Я рывком проснулся. Не сообразив спросонья, повернулся на левое плечо и поплатился за это всплеском ослепляющей боли.
– Ты разговаривал во сне.
Тисаана рассматривала меня потемневшими от беспокойства глазами.
– Все еще болит?
Я пока не мог разжать зубы, чтобы ответить.
– Ничего страшного.
– Глупости, – проворчала она.
Откинула занавеску и ушла за Саммерином.
Я вздрогнул и посмотрел из-за отодвинутой занавески на двух сиризенов.
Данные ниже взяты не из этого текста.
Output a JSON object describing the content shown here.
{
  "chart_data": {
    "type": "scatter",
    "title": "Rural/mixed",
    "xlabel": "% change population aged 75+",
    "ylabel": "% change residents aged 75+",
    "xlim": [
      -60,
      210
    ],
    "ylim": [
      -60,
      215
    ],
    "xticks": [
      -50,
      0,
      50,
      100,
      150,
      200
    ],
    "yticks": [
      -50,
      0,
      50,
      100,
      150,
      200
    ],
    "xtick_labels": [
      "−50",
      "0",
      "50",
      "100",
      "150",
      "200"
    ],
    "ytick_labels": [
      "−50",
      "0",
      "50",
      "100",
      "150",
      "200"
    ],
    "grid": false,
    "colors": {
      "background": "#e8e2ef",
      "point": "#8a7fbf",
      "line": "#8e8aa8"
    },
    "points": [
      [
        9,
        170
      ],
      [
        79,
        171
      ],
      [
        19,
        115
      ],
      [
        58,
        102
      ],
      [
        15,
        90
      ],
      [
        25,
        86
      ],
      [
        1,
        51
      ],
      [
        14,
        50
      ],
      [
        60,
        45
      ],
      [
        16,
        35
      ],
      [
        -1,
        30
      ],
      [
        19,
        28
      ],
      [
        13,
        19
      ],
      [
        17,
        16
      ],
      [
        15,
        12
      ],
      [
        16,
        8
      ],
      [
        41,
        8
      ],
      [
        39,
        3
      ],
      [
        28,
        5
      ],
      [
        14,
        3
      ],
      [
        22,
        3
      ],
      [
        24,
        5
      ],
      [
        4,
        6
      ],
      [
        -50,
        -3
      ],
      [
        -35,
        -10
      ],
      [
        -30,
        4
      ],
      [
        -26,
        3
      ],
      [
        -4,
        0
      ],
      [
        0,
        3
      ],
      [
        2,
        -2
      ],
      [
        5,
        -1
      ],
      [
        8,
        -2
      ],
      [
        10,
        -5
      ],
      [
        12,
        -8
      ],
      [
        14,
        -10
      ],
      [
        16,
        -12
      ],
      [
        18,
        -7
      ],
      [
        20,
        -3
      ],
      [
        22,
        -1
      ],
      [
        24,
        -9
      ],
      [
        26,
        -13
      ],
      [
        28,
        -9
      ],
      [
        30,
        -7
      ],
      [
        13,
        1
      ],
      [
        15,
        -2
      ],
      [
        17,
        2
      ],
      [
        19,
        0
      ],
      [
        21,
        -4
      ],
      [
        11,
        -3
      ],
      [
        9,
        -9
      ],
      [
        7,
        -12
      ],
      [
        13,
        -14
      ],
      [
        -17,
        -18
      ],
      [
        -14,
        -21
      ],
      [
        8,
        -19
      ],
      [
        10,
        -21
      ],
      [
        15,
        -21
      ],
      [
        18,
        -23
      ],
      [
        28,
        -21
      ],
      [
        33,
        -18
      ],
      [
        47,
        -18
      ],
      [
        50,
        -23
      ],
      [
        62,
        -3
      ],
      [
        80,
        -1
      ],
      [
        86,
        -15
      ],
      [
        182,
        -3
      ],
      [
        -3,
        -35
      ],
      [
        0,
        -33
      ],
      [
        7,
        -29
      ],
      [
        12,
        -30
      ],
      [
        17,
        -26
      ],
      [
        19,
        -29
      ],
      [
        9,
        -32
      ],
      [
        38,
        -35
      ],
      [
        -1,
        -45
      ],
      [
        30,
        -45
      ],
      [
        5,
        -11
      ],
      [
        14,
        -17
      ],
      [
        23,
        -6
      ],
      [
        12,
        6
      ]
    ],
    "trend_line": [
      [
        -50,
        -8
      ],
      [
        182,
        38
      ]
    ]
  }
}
Они расположились у противоположного борта корабля, но я чувствовал, что они смотрят на меня, и неприятное ощущение только усиливалось от отсутствия у них глаз. Вознесенные, какие же они жуткие. Я сопротивлялся желанию прикрыть руками голую грудь.
– Может, будешь так добра и задернешь занавеску? Мне не нравится страдать перед зрителями… – Все остальное, что я хотел сказать, потерялось в сдавленном шипении и скрежете зубов, когда Саммерин коснулся кожи вокруг раны.
– Серьезно? – Целитель нахмурил брови. – Я даже не притронулся.
Тисаана задернула занавеску, не сводя с меня глаз.
– И пахнет плохо, – заметила она.
Несмотря на боль, мои губы сами раздвинулись в улыбке. Тисаана всегда отличалась тактичностью. Иногда я думал, что стоит обидеться: мне никогда не доставалось того приторного очарования, которым она щедро награждала всех остальных. Но со временем я понял, что ее прямоту надо воспринимать как комплимент. Со мной она не собиралась считать шаги в танце.
– Спасибо, Тисаана. – Я перевел взгляд на Саммерина, который с каменной сосредоточенностью рассматривал темные пятна на коже. – Что это?
Я все еще не мог понять, что за следы оставил на мне Решайе. Они совершенно точно не были ожогом или порезом, да и болели сильнее, чем любая другая рана, которую я когда-либо получал. А получил я их немало.
И как бы мне ни было стыдно признавать правоту Тисааны – от пятна действительно пованивало.
– Никогда не видел ничего подобного, – ответил Саммерин.